CANADA FX DEBT-C$ pressured by rebounding greenback, weaker oil prices

(Updates with strategist's comment, details, closing figures)
    * Canadian dollar at C$1.2157 or 82.26 U.S. cents
    * Bond prices mostly lower across the maturity curve

    By Solarina Ho
    TORONTO, May 1 (Reuters) - The Canadian dollar stumbled on
Friday as the greenback bounced back from a dismal April on
signs that a run of uninspired U.S. economic data for the first
quarter may be over.
    U.S. economic figures on Friday were mixed, but investors
appeared to be trading off a more optimistic-than-expected tone
in the U.S. Federal Reserve's policy statement on Wednesday.

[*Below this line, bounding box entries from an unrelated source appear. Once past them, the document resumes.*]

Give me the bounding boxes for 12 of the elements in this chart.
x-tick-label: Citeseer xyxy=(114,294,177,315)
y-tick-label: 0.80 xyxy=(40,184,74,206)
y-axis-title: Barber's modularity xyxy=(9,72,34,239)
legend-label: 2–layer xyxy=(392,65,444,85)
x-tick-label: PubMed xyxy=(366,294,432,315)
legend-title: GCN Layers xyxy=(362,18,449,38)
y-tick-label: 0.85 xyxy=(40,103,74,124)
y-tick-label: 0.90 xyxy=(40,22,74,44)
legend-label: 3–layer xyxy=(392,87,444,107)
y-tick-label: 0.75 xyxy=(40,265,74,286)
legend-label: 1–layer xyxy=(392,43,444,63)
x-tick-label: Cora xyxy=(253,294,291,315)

    "It's more of U.S. dollar-positive story today," said David
Tulk, chief Canada macro strategist at TD Securities. "You think
of the catalyst, and the economic data was generally soft and
disappointing ... you have to maybe look at the move today in
the wider context of the week."
    Weaker prices for crude, a key Canadian export, compounded
the Canadian dollar weakness. Oil, which had been trading near
their highs for the year, came under pressure from the stronger
greenback and by Iraq's statement that its crude exports hit a
record in April. 
    U.S. crude crude was down 0.7 percent at $59.20,
while Brent lost 0.4 percent to $66.50.
    The Canadian dollar, which was underperforming many
of its counterparts, finished the session at C$1.2157 to the
greenback, or 82.26 U.S. cents. This was nearly a cent weaker
than the Bank of Canada's official close of C$1.2064, or 82.89
U.S. cents, on Thursday.
    The loonie, which traded between C$1.2064 and C$1.2205
during the session, was little changed for the week,
strengthening less than 0.1 percent. On Wednesday, it had
touched it strongest level since the Bank of Canada's surprise
interest rate cut in January.
    The U.S. dollar index, which measures the greenback
against a basket of currencies, rebounded on Friday after
slumping to its worst month in four years in April.
    Canadian government bond prices were mostly lower across the
maturity curve, with the two-year price down 6.5
Canadian cents to yield 0.712 percent and the benchmark 10-year
 falling 73 Canadian cents to yield 1.658 percent.
    The Canada-U.S. two-year bond spread was 11.3 basis points,
while the 10-year spread was -45.4 basis points.